Política e Resenha

ARTIGO – Paz em Tempos de Ruído: o Direito de Silenciar a Alma

 

 

 

 

Vivemos uma era em que a paz virou artigo de luxo. Enquanto o mundo grita, notifica, acusa e convoca para batalhas diárias — muitas delas vazias — cresce silenciosamente um cansaço coletivo que não aparece nas estatísticas, mas pesa na alma. “Quero paz na alma, sossego na mente e calma no coração” não é apenas um desejo íntimo; é um grito político, ético e humano de uma sociedade exausta de sobreviver em estado permanente de alerta.

A cena é simples: uma pessoa sentada num banco, cercada por árvores outonais, folhas caídas, tempo suspenso. Mas o que parece quietude esconde um conflito profundo. A busca por paz interior acontece justamente quando o mundo parece determinado a nos arrancar dela.
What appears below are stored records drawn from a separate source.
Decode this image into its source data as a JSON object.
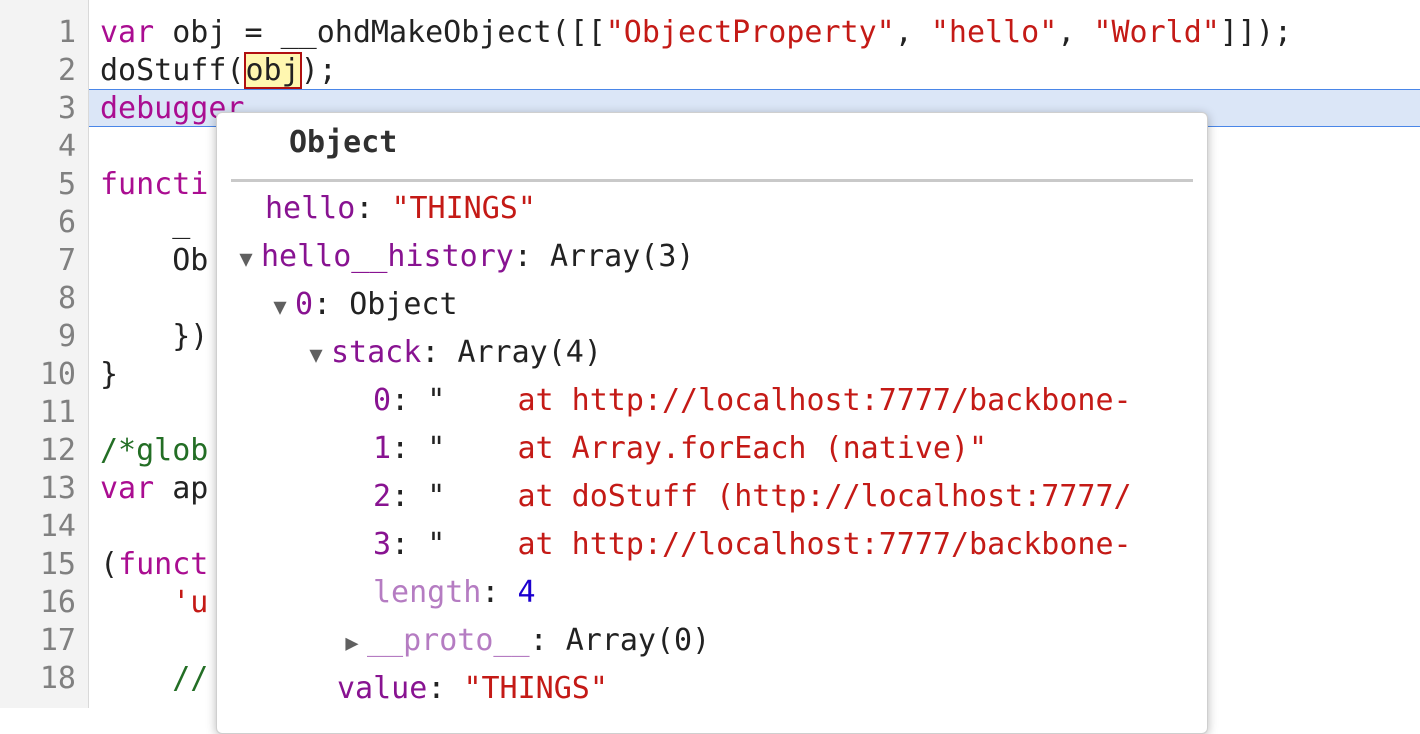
{
  "editor": {
    "line_numbers": [
      "1",
      "2",
      "3",
      "4",
      "5",
      "6",
      "7",
      "8",
      "9",
      "10",
      "11",
      "12",
      "13",
      "14",
      "15",
      "16",
      "17",
      "18"
    ],
    "lines": {
      "l1": {
        "kw": "var",
        "rest1": " obj = __ohdMakeObject([[",
        "s1": "\"ObjectProperty\"",
        "c1": ", ",
        "s2": "\"hello\"",
        "c2": ", ",
        "s3": "\"World\"",
        "end": "]]);"
      },
      "l2": {
        "pre": "doStuff(",
        "hl": "obj",
        "post": ");"
      },
      "l3": {
        "kw": "debugger"
      },
      "l5": {
        "kw": "functi"
      },
      "l6": {
        "text": "    _"
      },
      "l7": {
        "text": "    Ob"
      },
      "l9": {
        "text": "    })"
      },
      "l10": {
        "text": "}"
      },
      "l12": {
        "cm": "/*glob"
      },
      "l13": {
        "kw": "var",
        "rest": " ap"
      },
      "l15": {
        "pre": "(",
        "kw": "funct"
      },
      "l16": {
        "pre": "    ",
        "str": "'u"
      },
      "l18": {
        "cm": "    //"
      }
    }
  },
  "popover": {
    "title": "Object",
    "rows": {
      "r1": {
        "key": "hello",
        "sep": ": ",
        "val": "\"THINGS\""
      },
      "r2": {
        "key": "hello__history",
        "sep": ": ",
        "val": "Array(3)"
      },
      "r3": {
        "key": "0",
        "sep": ": ",
        "val": "Object"
      },
      "r4": {
        "key": "stack",
        "sep": ": ",
        "val": "Array(4)"
      },
      "r5": {
        "key": "0",
        "sep": ": ",
        "q": "\"",
        "val": "    at http://localhost:7777/backbone-"
      },
      "r6": {
        "key": "1",
        "sep": ": ",
        "q": "\"",
        "val": "    at Array.forEach (native)\""
      },
      "r7": {
        "key": "2",
        "sep": ": ",
        "q": "\"",
        "val": "    at doStuff (http://localhost:7777/"
      },
      "r8": {
        "key": "3",
        "sep": ": ",
        "q": "\"",
        "val": "    at http://localhost:7777/backbone-"
      },
      "r9": {
        "key": "length",
        "sep": ": ",
        "val": "4"
      },
      "r10": {
        "key": "__proto__",
        "sep": ": ",
        "val": "Array(0)"
      },
      "r11": {
        "key": "value",
        "sep": ": ",
        "val": "\"THINGS\""
      }
    },
    "icons": {
      "expanded": "triangle-down-icon",
      "collapsed": "triangle-right-icon"
    }
  }
}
A mente, sitiada por notícias falsas, discursos de ódio, crises econômicas e ameaças à democracia, já não encontra repouso. O coração, sobrecarregado por injustiças normalizadas, aprende a bater mais rápido, não por amor, mas por medo.

Há uma perversidade nisso tudo. A sociedade que nos adoece é a mesma que nos cobra produtividade, engajamento, opinião imediata. Quem silencia é acusado de omissão; quem busca calma é visto como alienado. Mas há momentos na história em que o verdadeiro ato de resistência é preservar a sanidade. A paz na alma não é fuga: é trincheira. O sossego da mente não é neutralidade: é lucidez. A calma no coração não é indiferença: é humanidade preservada.

A memória coletiva nos ensina que tempos de ruído extremo quase sempre antecederam rupturas graves — guerras, ditaduras, colapsos morais. Quando a sociedade perde a capacidade de respirar, perde também a capacidade de discernir. E sem discernimento, a democracia apodrece por dentro. O medo constante anestesia a consciência; a indignação sem reflexão vira instrumento de manipulação. Por isso, cuidar da paz interior é também um gesto de responsabilidade histórica.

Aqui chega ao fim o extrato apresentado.